Ilustração de Janio Santos

 

Verão de 1974. Morre Dona Maria da Soledade Alonso — minha avó materna, figura essencial que me educou e formou. Com 22 anos, vivendo ainda a dor da recente perda, leio Olhos de cão azul, de Gabriel García Márquez, por recomendação de meu amigo e professor de Literatura, Mario Barreto. O livro, uma coletânea de onze contos, tem a morte como tema central. Por estranho que pareça, as histórias e suas personagens me distraem e me confortam.

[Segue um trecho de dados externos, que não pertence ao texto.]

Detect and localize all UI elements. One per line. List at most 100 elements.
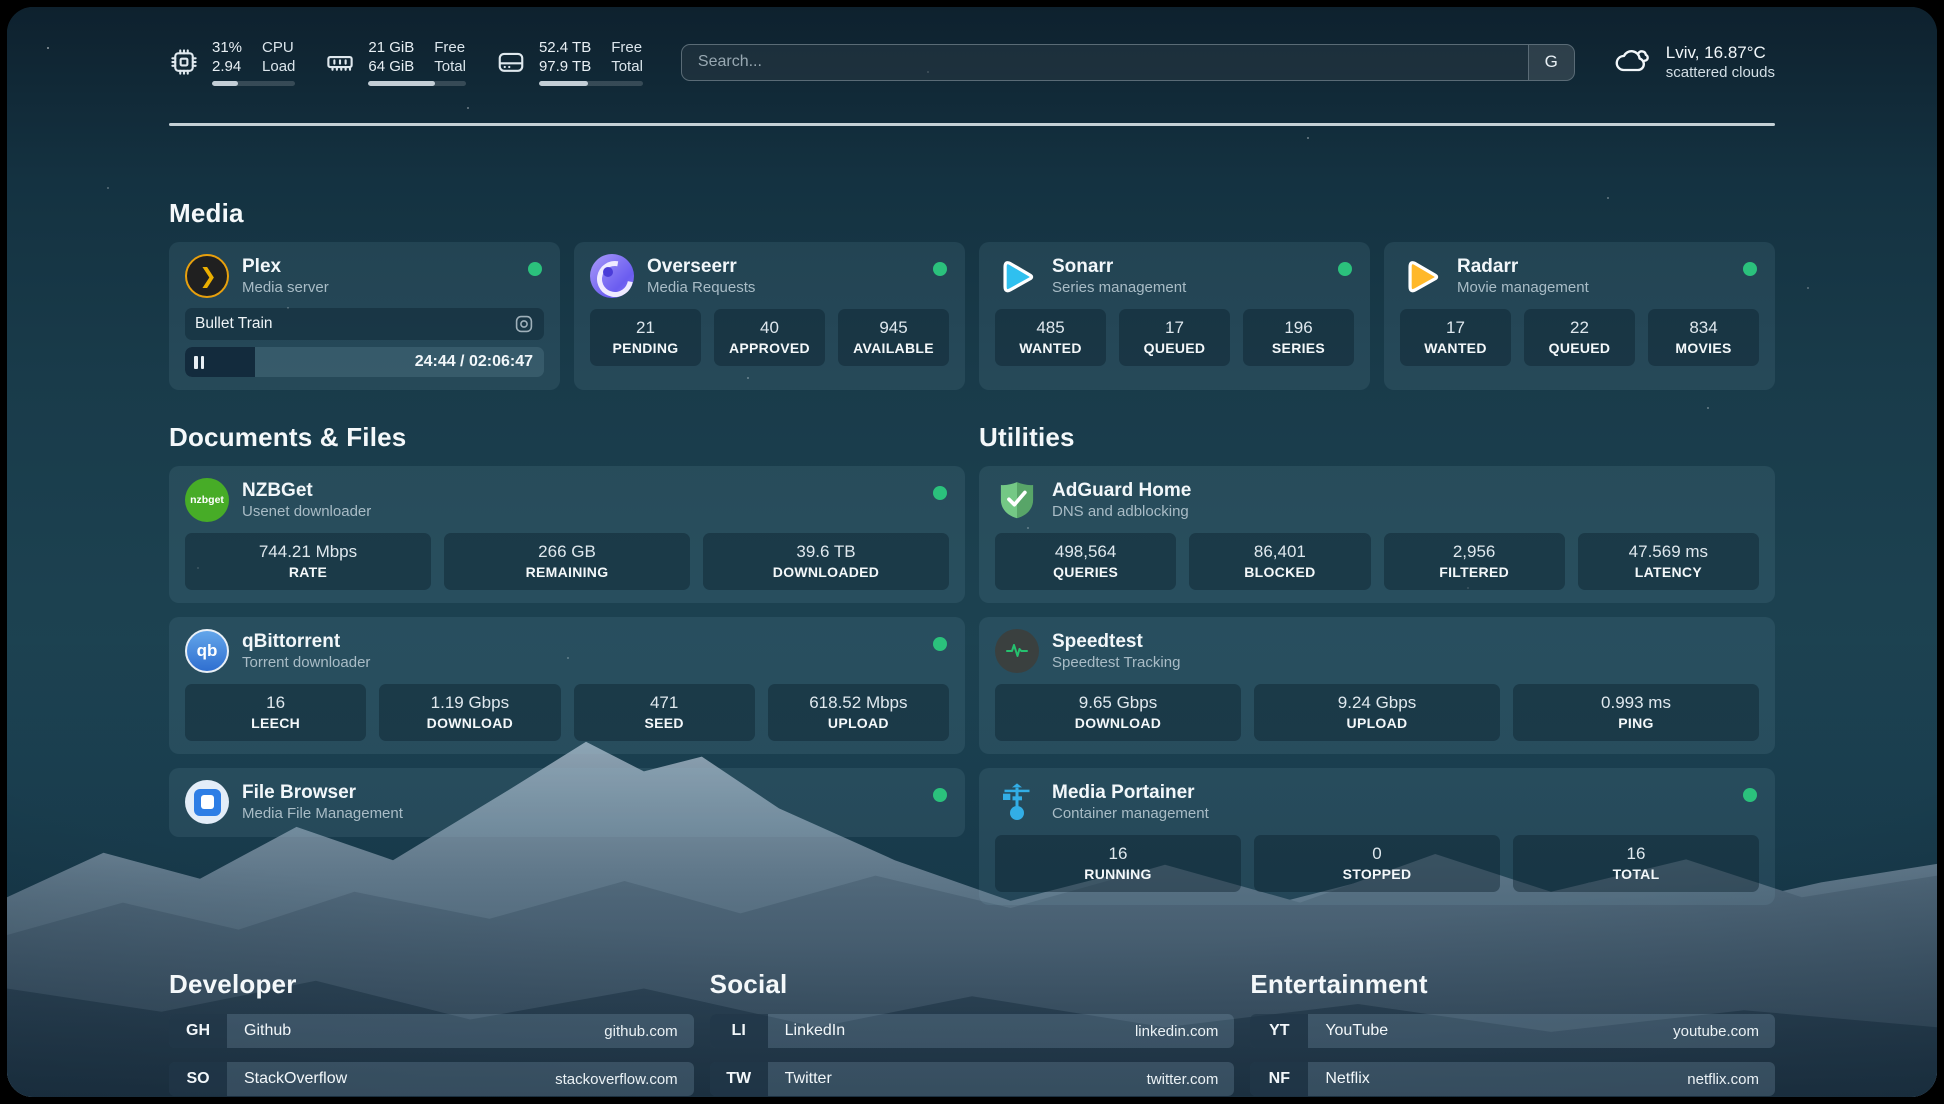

Mais ainda: me ensinam e, no meu pouco tempo de estrada, me abrem novos horizontes. Nessas páginas, escritas no final dos anos 1940 e início dos anos 1950, já encontramos a originalidade e a liberdade criativa do renomado escritor colombiano. Diferentes visões da morte me são por ele sugeridas: por um lado, existências sem sentido e sem vida. E, por outro, contraditoriamente, finais que, embora tristes, realizam e trazem plenitude. É assim que, na juventude, nessas horas de luto e recolhimento, sou apresentado a Gabriel García Márquez que — mesmo sem me conhecer — vem e, pela força de sua palavra, me faz companhia. Palavra que me estimula a recriar a realidade e a aceitar a vida plenamente, com todos os seus fardos, mistérios e atribulações, com toda a sua magia e luminosidade. Lembro-me de que, no conto que dá título ao livro, uma das personagens teme que alguém sonhe com seu quarto e mexa nas suas coisas! Que imagem fantástica! Passo dias refletindo sobre a inusitada possibilidade, que me diverte e comove e assusta e inspira. Sou apanhado de surpresa: em vez da religião é a literatura que me permite o voo de mãos dadas com minha avó “revivida”. Voo que, até hoje, me dá acesso a sonhos despertos.

 

Esse fácil trânsito de García Márquez por universos incomuns me fascina — tanto quanto Franz Kafka o impressionou na adolescência com sua A metamorfose, quando Gregor Samsa acorda, certa manhã, de um sonho agitado e vê que se transformou num inseto monstruoso. Como simples leitor, penso que, em Márquez como em Kafka, essa falta de medida da realidade seja uma forma de retratar o desespero do ser humano diante de sua finitude e, portanto, diante do aparente absurdo de sua existência. O “desmedido” de Márquez, por estar impregnado de poesia, me seduz ainda mais. A poesia — presente não só em seus escritos, mas também em sua vida. A poesia — “essa energia secreta da vida cotidiana que cozinha seus grãos e contagia o amor e repete as imagens nos espelhos.” Em seu livro mais recente, Eu não vim fazer um discurso, ele nos confessa: “Em cada linha que escrevo trato sempre, com maior ou menor fortuna, de invocar os espíritos esquivos da poesia, e trato de deixar em cada palavra o testemunho de minha devoção pelas suas virtudes de adivinhação e pela sua permanente vitória sobre os surdos poderes da morte.” É a poesia que o leva a acreditar que a imaginação é apenas um instrumento de elaboração da realidade, embora a fonte de criação seja a própria realidade. É a poesia que o faz chorar copiosamente a morte do Coronel Aureliano Buendia, de Cem anos de solidão, porque (justifica-se com sua mulher Mercedes) não havia mais jeito — tinha que matá-lo. É a poesia que o leva a ter flores amarelas, de preferência rosas amarelas, em sua mesa de trabalho.

 

Minha relação de leitor com García Márquez é também relação de amigo. Não que eu tenha tido o prazer de conhecê-lo pessoalmente. A amizade provém da leitura de Cheiro de goiaba, das inúmeras afinidades descobertas nessas conversas do autor, já prêmio Nobel de Literatura, com Plinio Mendoza. Nelas, Gabriel nos fala da infância que, por circunstâncias especiais, passou sob os cuidados da avó materna, único menino em meio a inúmeras mulheres. Fala também da autoridade dessa avó que governava uma imensa casa e lhe contava histórias de antepassados mortos e os fatos mais atrozes sem se comover. Por diversas vezes, me dá a impressão de estar narrando passagens de minha infância, meus medos e anseios de adolescente. Sua vida e sua visão de mundo passam a me cativar tanto quanto a obra. A ponto de eu querer homenageá-lo em meu segundo romance, criando uma personagem que, por pura imaginação, conversa com ele. Doce Gabito, publicado em março deste ano, foi a maneira que encontrei de, afetuosamente, me aproximar de Gabriel García Márquez e, pelo menos em plano inventado, me tornar seu amigo.